American baby product chain

Bunnies By The Bay was founded in 1986 by sisters Suzanne Knutson and Krystal Kirkpatrick. The company's focus is on creating gifts for infants.

==Background==
For several years, the sisters had a sewing workshop in Anacortes, Washington where they created plush bunnies in different outfits, each with its own name and a short section of verse.

During the economic downturn, the sisters were joined by Jeanne-Ming Hayes as a third founder. Together they redirected the company to its present focus on gifts for babies and toddlers.

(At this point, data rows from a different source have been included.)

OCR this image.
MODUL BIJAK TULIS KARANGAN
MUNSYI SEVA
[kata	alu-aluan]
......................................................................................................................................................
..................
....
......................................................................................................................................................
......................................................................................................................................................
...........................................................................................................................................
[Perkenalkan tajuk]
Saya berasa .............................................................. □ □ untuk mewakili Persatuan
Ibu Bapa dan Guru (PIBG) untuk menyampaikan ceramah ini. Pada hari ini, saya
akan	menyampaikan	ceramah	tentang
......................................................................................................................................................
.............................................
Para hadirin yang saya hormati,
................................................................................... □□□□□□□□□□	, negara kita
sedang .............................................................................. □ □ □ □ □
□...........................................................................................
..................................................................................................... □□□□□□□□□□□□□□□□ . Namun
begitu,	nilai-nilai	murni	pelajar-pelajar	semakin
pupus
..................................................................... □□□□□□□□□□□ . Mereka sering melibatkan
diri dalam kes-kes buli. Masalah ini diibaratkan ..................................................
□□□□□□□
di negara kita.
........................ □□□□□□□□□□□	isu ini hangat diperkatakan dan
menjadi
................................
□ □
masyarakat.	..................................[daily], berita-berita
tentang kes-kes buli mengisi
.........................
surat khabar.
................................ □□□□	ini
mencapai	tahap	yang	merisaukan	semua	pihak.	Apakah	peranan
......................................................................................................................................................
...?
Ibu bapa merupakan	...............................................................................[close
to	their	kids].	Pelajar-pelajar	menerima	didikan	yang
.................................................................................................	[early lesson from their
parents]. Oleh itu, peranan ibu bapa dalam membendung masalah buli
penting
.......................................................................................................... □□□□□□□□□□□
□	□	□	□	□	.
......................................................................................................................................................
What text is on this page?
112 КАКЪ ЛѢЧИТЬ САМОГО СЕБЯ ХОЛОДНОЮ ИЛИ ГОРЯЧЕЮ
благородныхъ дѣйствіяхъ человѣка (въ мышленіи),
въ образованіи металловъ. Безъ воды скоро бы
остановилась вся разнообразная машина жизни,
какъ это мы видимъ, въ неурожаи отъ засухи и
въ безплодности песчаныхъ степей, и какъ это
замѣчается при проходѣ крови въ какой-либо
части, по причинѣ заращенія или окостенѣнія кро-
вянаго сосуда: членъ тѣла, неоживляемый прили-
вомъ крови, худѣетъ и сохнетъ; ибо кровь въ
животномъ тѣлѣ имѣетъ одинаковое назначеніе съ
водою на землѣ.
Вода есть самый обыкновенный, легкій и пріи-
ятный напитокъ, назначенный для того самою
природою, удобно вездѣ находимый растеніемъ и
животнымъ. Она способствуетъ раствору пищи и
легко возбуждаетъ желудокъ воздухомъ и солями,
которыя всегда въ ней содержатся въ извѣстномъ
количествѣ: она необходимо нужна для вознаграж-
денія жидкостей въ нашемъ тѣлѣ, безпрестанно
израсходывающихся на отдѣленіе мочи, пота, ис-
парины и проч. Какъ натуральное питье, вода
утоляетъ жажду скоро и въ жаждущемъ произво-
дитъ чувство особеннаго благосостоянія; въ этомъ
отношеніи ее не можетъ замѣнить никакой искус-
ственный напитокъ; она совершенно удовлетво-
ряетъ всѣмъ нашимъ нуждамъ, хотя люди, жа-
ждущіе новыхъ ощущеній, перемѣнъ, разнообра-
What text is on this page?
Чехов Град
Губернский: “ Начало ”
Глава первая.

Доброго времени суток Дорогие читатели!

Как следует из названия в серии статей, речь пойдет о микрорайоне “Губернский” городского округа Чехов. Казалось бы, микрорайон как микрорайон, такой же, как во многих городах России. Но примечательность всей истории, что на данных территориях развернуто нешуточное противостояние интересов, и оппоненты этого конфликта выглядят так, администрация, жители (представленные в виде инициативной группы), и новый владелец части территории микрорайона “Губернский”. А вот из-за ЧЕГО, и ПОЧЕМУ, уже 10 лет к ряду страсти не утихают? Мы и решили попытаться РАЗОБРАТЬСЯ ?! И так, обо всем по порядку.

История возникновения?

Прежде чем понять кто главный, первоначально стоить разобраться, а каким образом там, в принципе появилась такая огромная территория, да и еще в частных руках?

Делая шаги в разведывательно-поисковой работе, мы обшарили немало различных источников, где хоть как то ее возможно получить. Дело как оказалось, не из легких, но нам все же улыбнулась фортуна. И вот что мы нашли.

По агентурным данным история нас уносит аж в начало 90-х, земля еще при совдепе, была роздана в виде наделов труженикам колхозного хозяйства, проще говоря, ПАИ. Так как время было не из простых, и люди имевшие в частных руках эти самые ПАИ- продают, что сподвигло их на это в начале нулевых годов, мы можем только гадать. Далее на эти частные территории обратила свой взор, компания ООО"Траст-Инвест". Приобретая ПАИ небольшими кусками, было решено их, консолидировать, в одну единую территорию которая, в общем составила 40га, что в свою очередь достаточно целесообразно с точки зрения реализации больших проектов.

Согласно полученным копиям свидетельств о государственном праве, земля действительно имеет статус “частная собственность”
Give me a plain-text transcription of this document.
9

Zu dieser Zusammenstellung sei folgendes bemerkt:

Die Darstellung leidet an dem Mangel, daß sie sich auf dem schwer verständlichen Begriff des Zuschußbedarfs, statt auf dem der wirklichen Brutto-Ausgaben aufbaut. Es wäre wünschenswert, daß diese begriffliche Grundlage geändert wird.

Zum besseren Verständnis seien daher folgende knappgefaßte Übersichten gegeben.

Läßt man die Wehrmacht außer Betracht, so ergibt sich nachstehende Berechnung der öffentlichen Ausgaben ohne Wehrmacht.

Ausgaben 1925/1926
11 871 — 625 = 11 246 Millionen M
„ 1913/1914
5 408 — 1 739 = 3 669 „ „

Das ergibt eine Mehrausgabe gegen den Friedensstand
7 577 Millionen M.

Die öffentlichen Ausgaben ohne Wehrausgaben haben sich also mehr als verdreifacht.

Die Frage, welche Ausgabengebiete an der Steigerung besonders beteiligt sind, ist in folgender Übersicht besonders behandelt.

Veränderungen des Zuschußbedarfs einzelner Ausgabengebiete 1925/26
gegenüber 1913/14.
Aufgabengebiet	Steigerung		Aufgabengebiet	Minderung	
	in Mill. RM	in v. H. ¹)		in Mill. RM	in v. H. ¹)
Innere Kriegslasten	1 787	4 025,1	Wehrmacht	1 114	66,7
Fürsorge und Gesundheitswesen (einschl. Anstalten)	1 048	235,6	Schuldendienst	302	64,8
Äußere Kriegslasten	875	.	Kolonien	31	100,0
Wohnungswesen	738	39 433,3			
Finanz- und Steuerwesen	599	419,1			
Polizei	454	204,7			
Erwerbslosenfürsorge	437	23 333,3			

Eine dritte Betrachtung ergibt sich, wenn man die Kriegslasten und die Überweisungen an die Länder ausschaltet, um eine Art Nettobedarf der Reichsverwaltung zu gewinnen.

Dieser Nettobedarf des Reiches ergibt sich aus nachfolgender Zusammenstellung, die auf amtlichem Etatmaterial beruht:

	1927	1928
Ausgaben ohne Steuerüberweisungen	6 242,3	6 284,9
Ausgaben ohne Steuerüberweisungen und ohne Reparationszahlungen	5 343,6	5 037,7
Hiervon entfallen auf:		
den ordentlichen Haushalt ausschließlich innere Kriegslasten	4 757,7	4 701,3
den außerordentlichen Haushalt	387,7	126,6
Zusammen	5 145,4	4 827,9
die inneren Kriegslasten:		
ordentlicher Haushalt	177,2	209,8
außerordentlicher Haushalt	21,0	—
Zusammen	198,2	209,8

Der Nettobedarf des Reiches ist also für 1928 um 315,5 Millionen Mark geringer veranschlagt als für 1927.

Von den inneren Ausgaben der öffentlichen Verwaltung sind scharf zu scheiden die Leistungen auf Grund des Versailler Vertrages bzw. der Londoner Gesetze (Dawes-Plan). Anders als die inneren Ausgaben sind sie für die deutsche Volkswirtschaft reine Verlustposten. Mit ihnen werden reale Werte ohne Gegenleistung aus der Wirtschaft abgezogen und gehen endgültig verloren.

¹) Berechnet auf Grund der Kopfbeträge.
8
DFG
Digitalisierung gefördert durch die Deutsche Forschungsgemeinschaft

In February 2013, Kids Preferred acquired Bunnies by the Bay. In July 2019, Bunnies By The Bay separated from Kids Preferred and returned to the original owners.

==Retail locations==
Bunnies By The Bay has two retail locations in the northwest region of Washington state in the towns of La Conner and Anacortes. All Bunnies By The Bay products are available worldwide through boutiques, gift shops, major retailers, and in their online shop.

Bunnies By The Bay was one of the few toy companies included in the November 2018 re-opening of the famed FAO Schwarz toy store in New York. The company was included in the international openings of the FAO Schwarz Beijing, London, Dublin, Paris, Milan and Rome.